Crédit immobilier. Les emprunteurs, personnes physiques n'agissant pas pour des besoins professionnels, ne peuvent contracter de prêts libellés dans une devise étrangère à l'Union européenne remboursables en monnaie nationale que s'ils déclarent percevoir principalement leurs revenus ou détenir un patrimoine dans cette devise au moment de la signature du contrat de prêt, excepté si le risque de change n'est pas supporté par l'emprunteur. Ils doivent être informés des risques.

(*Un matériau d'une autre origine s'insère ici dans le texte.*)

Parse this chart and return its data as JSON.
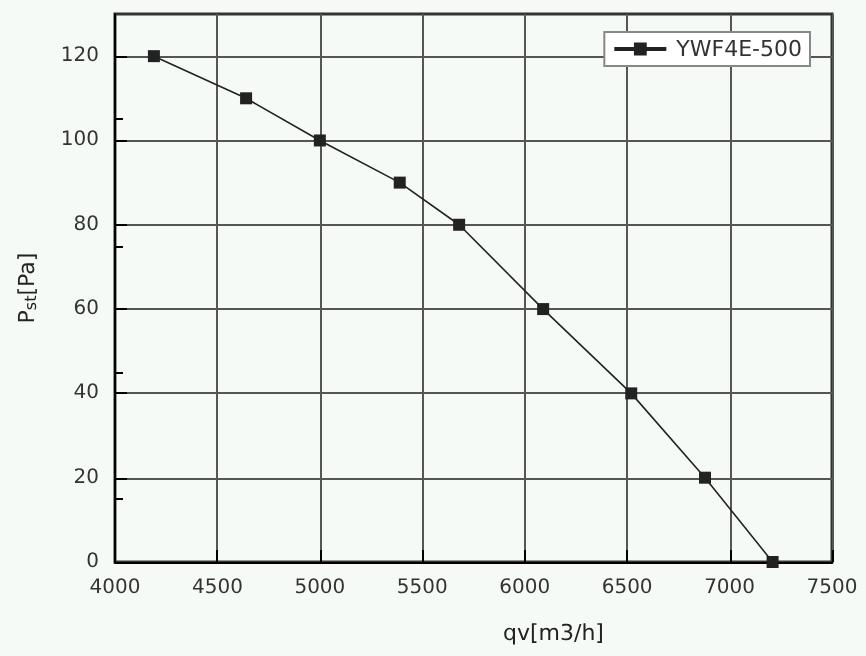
{
  "chart_data": {
    "type": "line",
    "xlabel": "qv[m3/h]",
    "ylabel": "P$_{st}$[Pa]",
    "x": [
      4190,
      4640,
      5000,
      5390,
      5680,
      6090,
      6520,
      6880,
      7210
    ],
    "series": [
      {
        "name": "YWF4E-500",
        "color": "#222222",
        "values": [
          120,
          110,
          100,
          90,
          80,
          60,
          40,
          20,
          0
        ]
      }
    ],
    "xlim": [
      4000,
      7500
    ],
    "xticks": [
      4000,
      4500,
      5000,
      5500,
      6000,
      6500,
      7000,
      7500
    ],
    "ylim": [
      0,
      130
    ],
    "yticks": [
      0,
      20,
      40,
      60,
      80,
      100,
      120
    ],
    "grid": true,
    "legend": "top right",
    "marker": "square",
    "line_style": "solid"
  }
}
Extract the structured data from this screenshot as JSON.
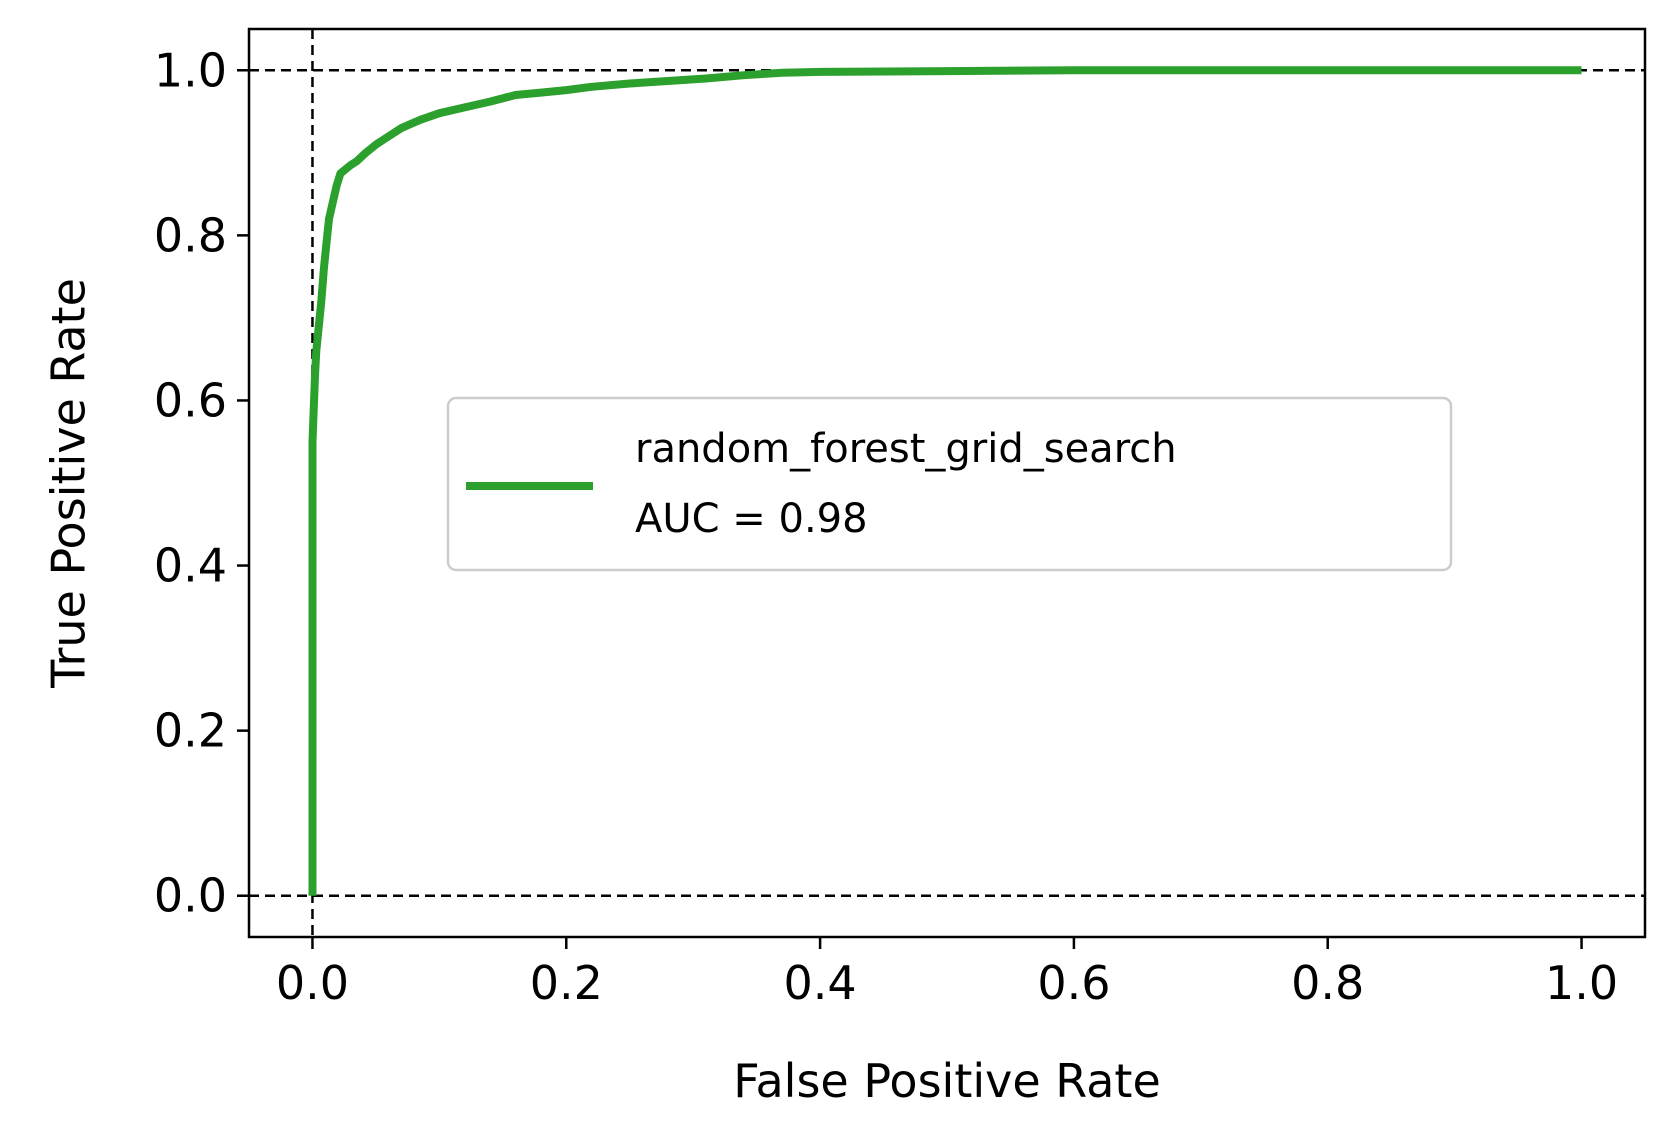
{
  "chart_data": {
    "type": "line",
    "xlabel": "False Positive Rate",
    "ylabel": "True Positive Rate",
    "xlim": [
      -0.05,
      1.05
    ],
    "ylim": [
      -0.05,
      1.05
    ],
    "x_ticks": [
      0.0,
      0.2,
      0.4,
      0.6,
      0.8,
      1.0
    ],
    "y_ticks": [
      0.0,
      0.2,
      0.4,
      0.6,
      0.8,
      1.0
    ],
    "x_tick_labels": [
      "0.0",
      "0.2",
      "0.4",
      "0.6",
      "0.8",
      "1.0"
    ],
    "y_tick_labels": [
      "0.0",
      "0.2",
      "0.4",
      "0.6",
      "0.8",
      "1.0"
    ],
    "grid": false,
    "reference_lines": [
      {
        "orientation": "horizontal",
        "value": 0.0,
        "style": "dashed",
        "color": "#000000"
      },
      {
        "orientation": "horizontal",
        "value": 1.0,
        "style": "dashed",
        "color": "#000000"
      },
      {
        "orientation": "vertical",
        "value": 0.0,
        "style": "dashed",
        "color": "#000000"
      }
    ],
    "legend": {
      "placement": "center",
      "entries": [
        {
          "line1": "random_forest_grid_search",
          "line2": "AUC = 0.98"
        }
      ]
    },
    "series": [
      {
        "name": "random_forest_grid_search",
        "auc_label": "AUC = 0.98",
        "color": "#2ca02c",
        "x": [
          0.0,
          0.0,
          0.002,
          0.003,
          0.005,
          0.007,
          0.009,
          0.011,
          0.013,
          0.016,
          0.019,
          0.022,
          0.026,
          0.03,
          0.035,
          0.042,
          0.05,
          0.06,
          0.07,
          0.085,
          0.1,
          0.12,
          0.14,
          0.16,
          0.18,
          0.2,
          0.22,
          0.25,
          0.28,
          0.31,
          0.34,
          0.37,
          0.4,
          0.5,
          0.6,
          0.7,
          0.8,
          0.9,
          1.0
        ],
        "y": [
          0.0,
          0.55,
          0.63,
          0.66,
          0.69,
          0.72,
          0.76,
          0.79,
          0.82,
          0.84,
          0.86,
          0.875,
          0.88,
          0.885,
          0.89,
          0.9,
          0.91,
          0.92,
          0.93,
          0.94,
          0.948,
          0.955,
          0.962,
          0.97,
          0.973,
          0.976,
          0.98,
          0.984,
          0.987,
          0.99,
          0.994,
          0.997,
          0.998,
          0.999,
          1.0,
          1.0,
          1.0,
          1.0,
          1.0
        ]
      }
    ]
  }
}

Assurance-emprunteur. La loi a pour objectif de lever les obstacles au choix par l'emprunteur d'assurances autres que celle proposées par le banquier dispensateur d'un crédit immobilier. Dans ce contexte, le banquier ne pourra pas modifier le taux du crédit, les conditions du crédit ni exiger des frais supplémentaires (C. consom., art. L. 312-9 N° Lexbase : L6658IMK). Et lorsqu'une modification de l'offre doit être effectuée, les délais continueront de courir. La loi renforce, par ailleurs, l'information de l'emprunteur dans le cadre d'un crédit immobilier mais aussi d'un crédit à la consommation. Notamment, le prêteur doit l'informer sur le coût de l'assurance (taux effectif annuel de l'assurance, montant total, en euros par mois ou par période).

***

Les réformes opérées par la loi n° 2013-672 du 26 juillet 2013 sont vastes. Pour autant, certaines sont contestées dans leur utilité et dans leur efficacité. En particulier, la séparation des activités ne fait pas l'unanimité. C'est donc une loi en demi-teinte qui a été adoptée. D'évidence, le législateur a fait preuve de bonne volonté. Mais la réforme adoptée ne bouleverse pas l'existant et ne suffira probablement pas à enrayer les symptômes de la crise.


(1) Engagement n° 7.
(2) V. notamment le projet de Directive européenne sur le redressement et la résolution des défaillances des établissements de crédit et des entreprises d'investissement.
(3) On notera l'approche comparable mais inverse du modèle anglais, qui prône la filialisation de la banque de détail (cf. rapport "Vickers", septembre 2011).
(4) V. L. Abadie, LPA, La loi n° 2013-672 du 26 juillet 2013 : paradigme français d'un modèle de séparation bancaire, 2013, n° 194, p.14.
(5) Projet de loi de séparation et de régulation des activités bancaires, Etude d'impact, ministère de l'Economie et des finances, décembre 2012, p.14.
(6) En ce sens, v. Th. Bonneau, Séparation et régulation des activités bancaires, JCP éd. E, 2013, 1483.
(7) En ce sens, v. A. Maymont, La séparation des activités bancaires, LPA, 2013, n° 194, p. 7.
(8) Sur les pouvoirs actuels de l'ACP, v. C. mon. fin., art. L. 612-32 (N° Lexbase : L7484IXH) et s.
(9) V. J.-Ph. Kovar, Le nouveau régime de résolution des crises bancaires, LPA, 2013, n° 194, p. 39.
(10) A l'exception des sociétés de gestion de portefeuille.
(11) En ce sens, V. F. Dannenberger, Renforcement des pouvoirs de l'AMF, LPA, 2013, n° 194, p. 67.
(12) Nos obs., Création du Conseil de régulation financière et du risque systémique, LPA, 16 décembre 2010, p.12.
(13) Directive 2013/36/UE du 26 juin 2013 (N° Lexbase : L0428IWR).
(14) V. Th. De Ravel d'Esclapon, Le Haut Conseil de stabilité financière. Un nouvel acteur de la surveillance macroprudentielle, LPA, 2013, n° 194, p. 44.
(15) V. M. Storck, L'encadrement du négoce à haute fréquence, LPA, 2013, n° 194, p. 29.
(16) V. Mesures boursières de la loi de séparation et de régulation des activités bancaires, BRDA, 17/13, n° 24.
(17) En ce sens, v. G. Eckert, La réforme des conditions d'emprunt des collectivités territoriales, LPA, 2013, n° 194, p. 17.